A major limitation of the study was that it was a post hoc exploratory analysis, examining the association between joint damage and physical function. Any conclusions regarding causal relations based on these results should be made with caution. Another limitation was that only patients with moderate to severe rheumatoid arthritis who were inadequately responding to methotrexate were enrolled in the ATTRACT study. Thus caution should be exercised in extrapolating these results beyond this patient population.
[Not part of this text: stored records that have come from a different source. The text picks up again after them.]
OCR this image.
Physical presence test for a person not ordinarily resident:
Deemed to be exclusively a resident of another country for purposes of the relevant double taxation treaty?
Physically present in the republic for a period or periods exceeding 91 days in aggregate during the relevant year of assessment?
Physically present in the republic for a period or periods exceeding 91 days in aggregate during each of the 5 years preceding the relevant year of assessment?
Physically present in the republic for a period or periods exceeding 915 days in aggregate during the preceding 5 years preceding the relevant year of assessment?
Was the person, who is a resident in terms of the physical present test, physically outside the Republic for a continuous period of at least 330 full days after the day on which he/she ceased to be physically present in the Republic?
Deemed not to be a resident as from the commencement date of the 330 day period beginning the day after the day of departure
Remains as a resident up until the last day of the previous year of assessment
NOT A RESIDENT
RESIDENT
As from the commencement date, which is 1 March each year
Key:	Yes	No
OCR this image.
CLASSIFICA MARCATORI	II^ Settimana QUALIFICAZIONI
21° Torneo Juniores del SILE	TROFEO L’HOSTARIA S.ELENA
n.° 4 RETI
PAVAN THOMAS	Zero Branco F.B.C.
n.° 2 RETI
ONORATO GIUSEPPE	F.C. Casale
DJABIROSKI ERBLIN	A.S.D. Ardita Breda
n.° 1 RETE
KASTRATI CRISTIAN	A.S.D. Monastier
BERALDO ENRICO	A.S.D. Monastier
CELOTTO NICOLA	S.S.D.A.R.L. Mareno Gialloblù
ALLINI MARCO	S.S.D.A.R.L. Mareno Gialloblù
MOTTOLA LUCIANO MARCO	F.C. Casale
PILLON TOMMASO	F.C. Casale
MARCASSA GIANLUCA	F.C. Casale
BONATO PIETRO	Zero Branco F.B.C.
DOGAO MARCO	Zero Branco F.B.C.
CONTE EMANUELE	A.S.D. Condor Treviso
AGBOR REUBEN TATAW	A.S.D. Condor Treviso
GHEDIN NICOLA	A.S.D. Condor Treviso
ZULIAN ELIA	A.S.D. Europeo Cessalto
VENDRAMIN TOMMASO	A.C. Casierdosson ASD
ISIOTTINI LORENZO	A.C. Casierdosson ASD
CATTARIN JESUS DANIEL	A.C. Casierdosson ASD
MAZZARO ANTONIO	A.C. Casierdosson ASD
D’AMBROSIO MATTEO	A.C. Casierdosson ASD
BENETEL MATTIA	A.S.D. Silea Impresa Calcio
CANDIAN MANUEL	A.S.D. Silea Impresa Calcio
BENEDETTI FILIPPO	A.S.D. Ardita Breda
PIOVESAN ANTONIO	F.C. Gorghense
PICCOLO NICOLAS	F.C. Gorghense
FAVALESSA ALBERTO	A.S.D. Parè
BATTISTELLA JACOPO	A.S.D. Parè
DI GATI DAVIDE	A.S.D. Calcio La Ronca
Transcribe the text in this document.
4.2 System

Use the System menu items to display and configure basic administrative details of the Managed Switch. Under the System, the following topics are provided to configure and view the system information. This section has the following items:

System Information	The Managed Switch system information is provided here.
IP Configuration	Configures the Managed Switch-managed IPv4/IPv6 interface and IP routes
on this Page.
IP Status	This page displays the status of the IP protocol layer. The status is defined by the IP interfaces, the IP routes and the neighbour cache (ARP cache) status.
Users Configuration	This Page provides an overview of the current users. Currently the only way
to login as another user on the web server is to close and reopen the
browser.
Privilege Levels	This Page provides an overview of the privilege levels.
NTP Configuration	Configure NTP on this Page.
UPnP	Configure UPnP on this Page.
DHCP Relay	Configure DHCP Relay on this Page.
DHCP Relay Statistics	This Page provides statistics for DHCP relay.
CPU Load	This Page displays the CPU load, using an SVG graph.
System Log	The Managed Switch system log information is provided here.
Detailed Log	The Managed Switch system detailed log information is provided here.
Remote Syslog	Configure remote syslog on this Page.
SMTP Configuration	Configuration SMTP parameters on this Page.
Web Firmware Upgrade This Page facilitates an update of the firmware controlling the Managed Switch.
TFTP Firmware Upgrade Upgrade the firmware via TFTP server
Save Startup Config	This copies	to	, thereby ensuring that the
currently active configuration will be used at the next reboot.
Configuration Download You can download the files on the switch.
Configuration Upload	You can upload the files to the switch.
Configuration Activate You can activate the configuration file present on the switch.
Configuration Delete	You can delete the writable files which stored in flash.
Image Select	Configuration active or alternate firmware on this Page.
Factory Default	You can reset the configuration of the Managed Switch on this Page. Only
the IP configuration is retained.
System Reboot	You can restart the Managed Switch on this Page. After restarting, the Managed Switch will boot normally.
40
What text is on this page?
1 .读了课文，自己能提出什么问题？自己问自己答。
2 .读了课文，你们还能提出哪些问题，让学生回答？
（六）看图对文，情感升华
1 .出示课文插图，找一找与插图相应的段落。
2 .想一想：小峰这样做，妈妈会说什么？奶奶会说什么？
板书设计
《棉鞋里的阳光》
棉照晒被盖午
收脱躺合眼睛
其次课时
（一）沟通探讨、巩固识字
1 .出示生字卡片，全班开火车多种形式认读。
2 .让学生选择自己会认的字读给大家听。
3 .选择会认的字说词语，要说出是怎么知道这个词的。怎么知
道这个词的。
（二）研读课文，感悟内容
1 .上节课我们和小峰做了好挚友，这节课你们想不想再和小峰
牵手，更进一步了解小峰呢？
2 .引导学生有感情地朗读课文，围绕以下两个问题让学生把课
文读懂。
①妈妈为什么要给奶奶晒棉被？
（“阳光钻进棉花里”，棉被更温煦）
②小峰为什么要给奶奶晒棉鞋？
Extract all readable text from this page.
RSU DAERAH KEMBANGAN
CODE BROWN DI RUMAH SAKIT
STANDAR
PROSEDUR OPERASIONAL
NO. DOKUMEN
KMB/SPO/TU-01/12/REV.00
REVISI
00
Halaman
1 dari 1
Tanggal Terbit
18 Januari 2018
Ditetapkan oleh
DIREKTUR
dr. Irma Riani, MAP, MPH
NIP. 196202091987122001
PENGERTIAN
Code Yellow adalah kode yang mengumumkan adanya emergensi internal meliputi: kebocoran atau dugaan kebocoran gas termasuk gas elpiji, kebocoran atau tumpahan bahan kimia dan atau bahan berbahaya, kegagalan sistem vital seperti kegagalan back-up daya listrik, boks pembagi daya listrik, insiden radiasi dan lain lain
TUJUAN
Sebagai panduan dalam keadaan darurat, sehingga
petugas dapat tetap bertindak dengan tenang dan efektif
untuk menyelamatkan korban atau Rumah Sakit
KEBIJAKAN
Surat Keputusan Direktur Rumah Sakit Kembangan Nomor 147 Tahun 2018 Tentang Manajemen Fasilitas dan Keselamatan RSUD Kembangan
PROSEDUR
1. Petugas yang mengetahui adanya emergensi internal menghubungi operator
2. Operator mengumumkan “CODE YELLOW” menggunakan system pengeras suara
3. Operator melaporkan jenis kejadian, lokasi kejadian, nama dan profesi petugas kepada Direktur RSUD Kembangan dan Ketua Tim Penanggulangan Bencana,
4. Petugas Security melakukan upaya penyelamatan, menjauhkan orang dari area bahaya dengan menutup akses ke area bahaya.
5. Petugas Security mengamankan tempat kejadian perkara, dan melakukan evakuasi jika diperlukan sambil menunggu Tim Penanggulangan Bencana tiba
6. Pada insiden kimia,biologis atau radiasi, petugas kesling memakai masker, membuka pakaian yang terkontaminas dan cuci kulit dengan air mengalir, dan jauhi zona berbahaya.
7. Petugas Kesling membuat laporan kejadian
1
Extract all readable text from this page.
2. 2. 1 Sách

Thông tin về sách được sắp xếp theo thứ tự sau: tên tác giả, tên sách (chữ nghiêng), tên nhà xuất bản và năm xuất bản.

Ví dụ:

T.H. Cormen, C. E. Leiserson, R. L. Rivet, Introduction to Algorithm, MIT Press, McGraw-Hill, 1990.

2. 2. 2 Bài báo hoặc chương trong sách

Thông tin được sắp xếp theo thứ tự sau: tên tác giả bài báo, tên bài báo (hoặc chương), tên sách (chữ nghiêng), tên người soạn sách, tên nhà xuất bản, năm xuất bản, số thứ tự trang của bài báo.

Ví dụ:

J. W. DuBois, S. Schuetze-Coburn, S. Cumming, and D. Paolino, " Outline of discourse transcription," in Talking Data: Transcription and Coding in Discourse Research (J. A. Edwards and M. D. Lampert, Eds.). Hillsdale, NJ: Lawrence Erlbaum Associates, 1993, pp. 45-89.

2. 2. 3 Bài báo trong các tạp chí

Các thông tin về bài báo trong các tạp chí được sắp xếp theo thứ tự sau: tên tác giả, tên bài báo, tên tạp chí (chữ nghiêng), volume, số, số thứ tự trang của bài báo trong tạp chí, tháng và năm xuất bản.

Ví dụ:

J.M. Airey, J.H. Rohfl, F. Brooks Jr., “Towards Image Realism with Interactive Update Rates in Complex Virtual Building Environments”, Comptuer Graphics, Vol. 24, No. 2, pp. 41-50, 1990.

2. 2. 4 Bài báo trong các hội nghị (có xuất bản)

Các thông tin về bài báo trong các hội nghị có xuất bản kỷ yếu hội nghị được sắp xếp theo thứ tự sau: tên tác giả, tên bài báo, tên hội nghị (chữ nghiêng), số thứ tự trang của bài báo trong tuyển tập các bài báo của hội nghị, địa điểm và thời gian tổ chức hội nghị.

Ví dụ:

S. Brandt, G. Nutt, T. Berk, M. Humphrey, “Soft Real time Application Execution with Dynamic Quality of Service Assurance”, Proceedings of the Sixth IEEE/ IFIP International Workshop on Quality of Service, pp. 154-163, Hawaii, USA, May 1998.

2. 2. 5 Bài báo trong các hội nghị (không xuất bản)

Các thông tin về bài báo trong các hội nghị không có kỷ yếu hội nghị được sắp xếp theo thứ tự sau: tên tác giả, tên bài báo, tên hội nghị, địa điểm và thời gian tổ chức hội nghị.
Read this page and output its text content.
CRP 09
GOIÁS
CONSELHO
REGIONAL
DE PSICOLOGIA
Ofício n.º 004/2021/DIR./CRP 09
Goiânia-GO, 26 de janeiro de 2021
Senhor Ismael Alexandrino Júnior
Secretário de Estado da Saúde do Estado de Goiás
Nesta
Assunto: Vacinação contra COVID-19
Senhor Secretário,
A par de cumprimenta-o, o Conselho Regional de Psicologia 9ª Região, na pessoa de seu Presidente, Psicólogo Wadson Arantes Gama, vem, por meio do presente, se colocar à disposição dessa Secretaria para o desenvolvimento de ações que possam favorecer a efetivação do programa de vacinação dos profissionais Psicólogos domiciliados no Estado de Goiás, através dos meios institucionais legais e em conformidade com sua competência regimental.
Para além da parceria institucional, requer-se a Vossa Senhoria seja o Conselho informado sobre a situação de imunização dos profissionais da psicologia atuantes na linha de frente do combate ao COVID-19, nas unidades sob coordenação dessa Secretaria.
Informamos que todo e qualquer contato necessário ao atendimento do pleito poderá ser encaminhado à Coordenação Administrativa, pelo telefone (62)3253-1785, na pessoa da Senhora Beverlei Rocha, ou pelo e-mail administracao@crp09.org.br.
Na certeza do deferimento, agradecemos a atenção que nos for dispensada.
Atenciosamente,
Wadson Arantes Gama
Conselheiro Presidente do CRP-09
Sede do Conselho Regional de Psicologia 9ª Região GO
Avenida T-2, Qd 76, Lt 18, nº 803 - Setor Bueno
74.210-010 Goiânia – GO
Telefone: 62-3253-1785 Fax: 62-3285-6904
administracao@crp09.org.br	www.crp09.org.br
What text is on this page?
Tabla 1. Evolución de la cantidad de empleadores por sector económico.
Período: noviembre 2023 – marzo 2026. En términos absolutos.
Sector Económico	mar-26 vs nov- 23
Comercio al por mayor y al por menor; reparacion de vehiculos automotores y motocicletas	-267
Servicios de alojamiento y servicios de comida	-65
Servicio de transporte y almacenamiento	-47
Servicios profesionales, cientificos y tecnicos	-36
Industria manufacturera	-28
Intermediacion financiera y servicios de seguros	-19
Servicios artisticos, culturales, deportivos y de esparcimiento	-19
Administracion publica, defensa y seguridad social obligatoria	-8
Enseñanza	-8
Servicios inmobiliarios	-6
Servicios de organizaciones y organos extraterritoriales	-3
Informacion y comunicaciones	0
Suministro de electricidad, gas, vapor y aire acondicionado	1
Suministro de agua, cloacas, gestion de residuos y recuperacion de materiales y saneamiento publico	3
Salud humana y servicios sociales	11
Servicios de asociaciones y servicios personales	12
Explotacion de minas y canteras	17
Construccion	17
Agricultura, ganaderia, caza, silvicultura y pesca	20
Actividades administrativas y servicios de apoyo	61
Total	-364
The results of our analysis show that the improvement in physical function after one year of treatment in patients with moderate to severe rheumatoid arthritis was correlated with the degree of radiographic joint damage already evident at baseline. If this indicates the relatively lower reversibility of functional loss resulting from structural damage, then these results underline the importance of early treatment to limit joint damage.
The ATTRACT study was sponsored by Centocor Inc. FCB, AFK, RNM, and DvdH have received research support from and served as consultants to Centocor Inc. CH, MB, and DB are employees of Centocor Inc.